3D TV may not be brand new but it has recently made a huge breakthrough. The technology is now available in the home with products such as the
Panasonic 3D TV
, and the films themselves have reached a new standard.
Recent films such as Coraline, Monsters vs Aliens and Avatar have demonstrated just what 3D technology is capable of. No longer resigned to the cinema, 3D TV is making its way into more and more homes.
Last October, 3D technology took another bold step with the design of 3D TV that doesn't require the viewer to wear glasses. The 3D TVs currently available to home viewers require glasses, whether they are using active or passive technology. In the active sets most of the 3D technology is stored in the glasses themselves, compared to the passive set where the technology is mainly in the TV. Either way, the step to
3D TV without glasses
is incredibly innovative.
What has helped the increase in demand for 3D technology is the quality and success of some of the films that have recently been released. Different productions have made viewers and film makers aware of what is possible.
The biggest film in the 3D genre, or any genre for that matter, has been Avatar. The most popular movie at the box office in cinema history has been criticised in certain circles for its script, but the visual aspect is undeniable. Fifteen years in the making led to one of, if not the single most, ground-breaking film in cinema history.
Previous 3D films, while being impressive have simply been about bringing elements into the audience. Avatar was an exercise in creating genuine depth to the environment on screen. The action scenes may have been shot using the 3D Fusion Camera System, but it was the scenes with no live action that really caught the imagination of audiences.
A new virtual camera system was developed using photorealistic computer generated images. Essentially, the technology was used to help tell the story, rather than being there to show off. This technology created a depth and belief that what the audience was seeing was genuinely happening. It has now become the level that all 3D films will have to be judged against.
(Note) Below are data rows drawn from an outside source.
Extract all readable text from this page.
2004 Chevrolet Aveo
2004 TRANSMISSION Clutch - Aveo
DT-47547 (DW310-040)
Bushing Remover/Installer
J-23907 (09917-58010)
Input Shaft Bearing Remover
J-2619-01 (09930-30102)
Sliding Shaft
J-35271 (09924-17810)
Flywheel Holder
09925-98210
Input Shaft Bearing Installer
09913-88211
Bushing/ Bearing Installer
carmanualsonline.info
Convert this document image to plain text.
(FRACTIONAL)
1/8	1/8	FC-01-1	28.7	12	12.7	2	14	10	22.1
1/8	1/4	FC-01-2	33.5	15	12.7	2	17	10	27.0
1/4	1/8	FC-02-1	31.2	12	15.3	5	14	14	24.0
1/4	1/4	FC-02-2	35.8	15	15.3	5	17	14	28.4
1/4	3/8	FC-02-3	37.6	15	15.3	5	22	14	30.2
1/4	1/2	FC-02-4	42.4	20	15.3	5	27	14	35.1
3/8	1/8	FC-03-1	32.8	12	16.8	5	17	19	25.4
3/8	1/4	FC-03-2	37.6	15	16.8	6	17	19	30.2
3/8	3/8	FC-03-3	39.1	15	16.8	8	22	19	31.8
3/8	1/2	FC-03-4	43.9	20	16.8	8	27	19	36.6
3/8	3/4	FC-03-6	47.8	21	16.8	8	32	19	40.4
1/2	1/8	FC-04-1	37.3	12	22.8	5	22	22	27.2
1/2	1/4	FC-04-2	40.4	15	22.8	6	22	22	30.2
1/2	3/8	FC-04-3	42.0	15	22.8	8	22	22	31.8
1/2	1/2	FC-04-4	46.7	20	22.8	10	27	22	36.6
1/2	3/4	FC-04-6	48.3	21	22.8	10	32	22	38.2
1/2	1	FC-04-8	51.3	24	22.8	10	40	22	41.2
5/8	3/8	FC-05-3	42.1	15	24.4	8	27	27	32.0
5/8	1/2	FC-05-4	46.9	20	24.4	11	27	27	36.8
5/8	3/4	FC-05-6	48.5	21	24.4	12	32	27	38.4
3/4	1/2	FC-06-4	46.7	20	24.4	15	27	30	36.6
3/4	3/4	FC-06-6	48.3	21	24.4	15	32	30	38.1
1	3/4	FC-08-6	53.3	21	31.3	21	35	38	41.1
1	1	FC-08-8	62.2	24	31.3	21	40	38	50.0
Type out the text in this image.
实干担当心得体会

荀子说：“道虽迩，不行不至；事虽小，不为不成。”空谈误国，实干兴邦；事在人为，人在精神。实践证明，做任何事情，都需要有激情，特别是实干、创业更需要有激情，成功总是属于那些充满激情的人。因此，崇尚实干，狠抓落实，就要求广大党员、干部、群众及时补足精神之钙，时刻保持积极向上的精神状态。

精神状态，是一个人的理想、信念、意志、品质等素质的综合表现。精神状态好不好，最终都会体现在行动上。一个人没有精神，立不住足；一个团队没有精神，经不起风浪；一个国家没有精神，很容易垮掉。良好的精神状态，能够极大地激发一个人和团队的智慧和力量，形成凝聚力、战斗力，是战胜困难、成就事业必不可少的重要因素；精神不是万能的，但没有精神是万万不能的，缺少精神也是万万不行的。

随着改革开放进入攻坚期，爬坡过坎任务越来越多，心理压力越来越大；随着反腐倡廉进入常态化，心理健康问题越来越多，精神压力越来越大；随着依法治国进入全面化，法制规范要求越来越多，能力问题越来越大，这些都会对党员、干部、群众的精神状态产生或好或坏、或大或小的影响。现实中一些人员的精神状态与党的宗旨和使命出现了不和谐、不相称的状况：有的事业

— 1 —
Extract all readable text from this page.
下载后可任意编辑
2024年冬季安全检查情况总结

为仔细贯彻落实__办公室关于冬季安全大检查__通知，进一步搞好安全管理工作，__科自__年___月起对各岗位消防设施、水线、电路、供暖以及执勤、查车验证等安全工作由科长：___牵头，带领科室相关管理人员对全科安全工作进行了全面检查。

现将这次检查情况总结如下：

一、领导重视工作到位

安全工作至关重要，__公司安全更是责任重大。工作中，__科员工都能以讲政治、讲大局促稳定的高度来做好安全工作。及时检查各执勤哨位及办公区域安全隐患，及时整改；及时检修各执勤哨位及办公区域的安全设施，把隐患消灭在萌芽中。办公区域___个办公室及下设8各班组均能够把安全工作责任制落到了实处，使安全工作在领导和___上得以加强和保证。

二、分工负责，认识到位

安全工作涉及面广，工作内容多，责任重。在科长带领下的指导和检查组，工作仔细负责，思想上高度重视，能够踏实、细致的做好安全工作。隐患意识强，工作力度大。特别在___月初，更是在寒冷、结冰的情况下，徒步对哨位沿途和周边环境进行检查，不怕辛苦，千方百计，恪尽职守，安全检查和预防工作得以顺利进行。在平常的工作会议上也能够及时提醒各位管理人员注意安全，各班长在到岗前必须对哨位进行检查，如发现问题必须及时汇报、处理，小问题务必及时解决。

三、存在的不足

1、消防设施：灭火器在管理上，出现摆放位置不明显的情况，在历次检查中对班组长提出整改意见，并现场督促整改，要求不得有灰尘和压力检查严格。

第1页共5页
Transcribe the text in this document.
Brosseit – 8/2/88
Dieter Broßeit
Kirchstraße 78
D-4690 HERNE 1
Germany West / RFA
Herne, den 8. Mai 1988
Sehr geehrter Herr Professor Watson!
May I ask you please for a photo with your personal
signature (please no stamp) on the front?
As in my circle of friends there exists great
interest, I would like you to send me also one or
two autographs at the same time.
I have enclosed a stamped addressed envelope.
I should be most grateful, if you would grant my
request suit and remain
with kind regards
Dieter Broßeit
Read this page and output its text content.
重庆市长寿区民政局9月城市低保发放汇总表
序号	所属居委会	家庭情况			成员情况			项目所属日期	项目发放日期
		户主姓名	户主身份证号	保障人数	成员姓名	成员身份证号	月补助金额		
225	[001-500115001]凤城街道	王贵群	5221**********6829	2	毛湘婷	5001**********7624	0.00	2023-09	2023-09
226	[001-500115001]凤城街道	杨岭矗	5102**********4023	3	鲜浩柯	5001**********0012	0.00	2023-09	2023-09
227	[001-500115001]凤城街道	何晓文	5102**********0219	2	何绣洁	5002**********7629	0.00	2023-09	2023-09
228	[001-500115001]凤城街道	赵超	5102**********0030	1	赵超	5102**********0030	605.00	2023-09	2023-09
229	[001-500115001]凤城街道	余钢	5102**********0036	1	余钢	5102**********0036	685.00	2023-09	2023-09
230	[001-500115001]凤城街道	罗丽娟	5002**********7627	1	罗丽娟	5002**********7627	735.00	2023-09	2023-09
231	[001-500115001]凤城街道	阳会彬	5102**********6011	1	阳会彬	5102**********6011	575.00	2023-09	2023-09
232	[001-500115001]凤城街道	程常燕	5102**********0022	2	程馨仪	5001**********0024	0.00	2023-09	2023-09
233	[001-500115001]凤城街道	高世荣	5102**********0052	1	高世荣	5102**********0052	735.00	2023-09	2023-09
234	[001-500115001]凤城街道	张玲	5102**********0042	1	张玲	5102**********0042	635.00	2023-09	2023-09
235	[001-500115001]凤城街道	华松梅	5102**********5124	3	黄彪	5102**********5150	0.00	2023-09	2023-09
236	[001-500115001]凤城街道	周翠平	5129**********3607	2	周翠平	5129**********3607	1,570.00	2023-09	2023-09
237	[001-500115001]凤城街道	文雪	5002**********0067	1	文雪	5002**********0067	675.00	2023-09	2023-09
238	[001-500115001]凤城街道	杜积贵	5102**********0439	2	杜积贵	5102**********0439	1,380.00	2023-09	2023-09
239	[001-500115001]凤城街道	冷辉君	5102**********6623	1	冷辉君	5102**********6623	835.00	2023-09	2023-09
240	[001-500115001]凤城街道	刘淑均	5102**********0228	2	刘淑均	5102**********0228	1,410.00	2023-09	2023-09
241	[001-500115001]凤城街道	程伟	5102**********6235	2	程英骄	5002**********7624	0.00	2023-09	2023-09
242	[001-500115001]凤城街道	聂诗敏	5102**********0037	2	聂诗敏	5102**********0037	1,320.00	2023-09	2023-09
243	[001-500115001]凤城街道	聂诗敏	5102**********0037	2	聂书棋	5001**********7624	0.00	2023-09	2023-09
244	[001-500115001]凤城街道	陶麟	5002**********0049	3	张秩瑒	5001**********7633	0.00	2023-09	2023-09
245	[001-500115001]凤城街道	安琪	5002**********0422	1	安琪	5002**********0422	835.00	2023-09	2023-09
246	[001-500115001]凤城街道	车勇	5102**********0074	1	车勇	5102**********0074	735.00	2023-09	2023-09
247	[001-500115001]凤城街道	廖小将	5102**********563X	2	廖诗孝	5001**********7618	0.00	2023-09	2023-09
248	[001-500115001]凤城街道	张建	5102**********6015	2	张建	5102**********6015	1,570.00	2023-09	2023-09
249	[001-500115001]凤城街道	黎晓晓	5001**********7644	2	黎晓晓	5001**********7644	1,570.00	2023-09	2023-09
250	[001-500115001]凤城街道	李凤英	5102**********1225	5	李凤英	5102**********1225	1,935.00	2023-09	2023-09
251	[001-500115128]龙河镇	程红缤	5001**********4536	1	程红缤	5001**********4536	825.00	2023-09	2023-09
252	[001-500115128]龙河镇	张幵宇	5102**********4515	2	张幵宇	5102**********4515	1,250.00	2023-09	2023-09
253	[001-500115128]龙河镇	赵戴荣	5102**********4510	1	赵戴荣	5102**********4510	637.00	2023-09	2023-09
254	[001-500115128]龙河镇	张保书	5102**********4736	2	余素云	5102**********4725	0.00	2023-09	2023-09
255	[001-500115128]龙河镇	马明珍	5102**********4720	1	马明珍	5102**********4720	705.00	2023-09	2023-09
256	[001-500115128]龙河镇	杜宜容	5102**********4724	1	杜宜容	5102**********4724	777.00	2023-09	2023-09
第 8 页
Monsters vs Aliens was one of DreamWorks' first forays into the 3D world; the film was the first one developed by the company specifically for the 3D format. The story and design of the film made it a perfect mixture for 3D; with the bright colours, the action in the fight scenes between all the creatures and the lasers and explosions flying across, and now out of, the screen.
Whereas Avatar was deeply serious about what it was producing, and rightly so, Monsters vs Aliens was able to use the story and target audience to see how much fun the technology could get out of the film. The movie has shown that these full-length animation stories are perfect for the 3D format; the likes of the Toy Story and Shrek franchises were always going to follow. The colours, action and general mood of the films are a perfect match for 3D. This does not mean that 3D isn't suited to the calmer film though, far from it.
Coraline has proved that 3D doesn't require action to prove its worth. With no spaceships, lasers or explosions flying into the audience, some films have struggled to make the most of the technology in hand. Coraline, however, has managed to do so.
The dark, fantasy novel was adapted into a stop-motion animation, filmed in 3D as well as using 3D figures. What it actually managed to achieve, in a similar way to Avatar, was to bring the audience into its world, rather than the film spilling out into the audience.
The movie was extremely successful at creating empathy and giving the audience the sense that they were sharing the experience with the film's characters. The winding tunnels and dark underworld captured the viewers, and with it gave film makers the belief that these types of stories could still benefit from 3D technology.
The technology for these films will continue to develop and expand; the films described above are just three examples of a technology that is still in its infancy. As more films are made in 3D, and more 3D TVs make their way into people's homes, it isn't too difficult to conceive of a day when this is the norm.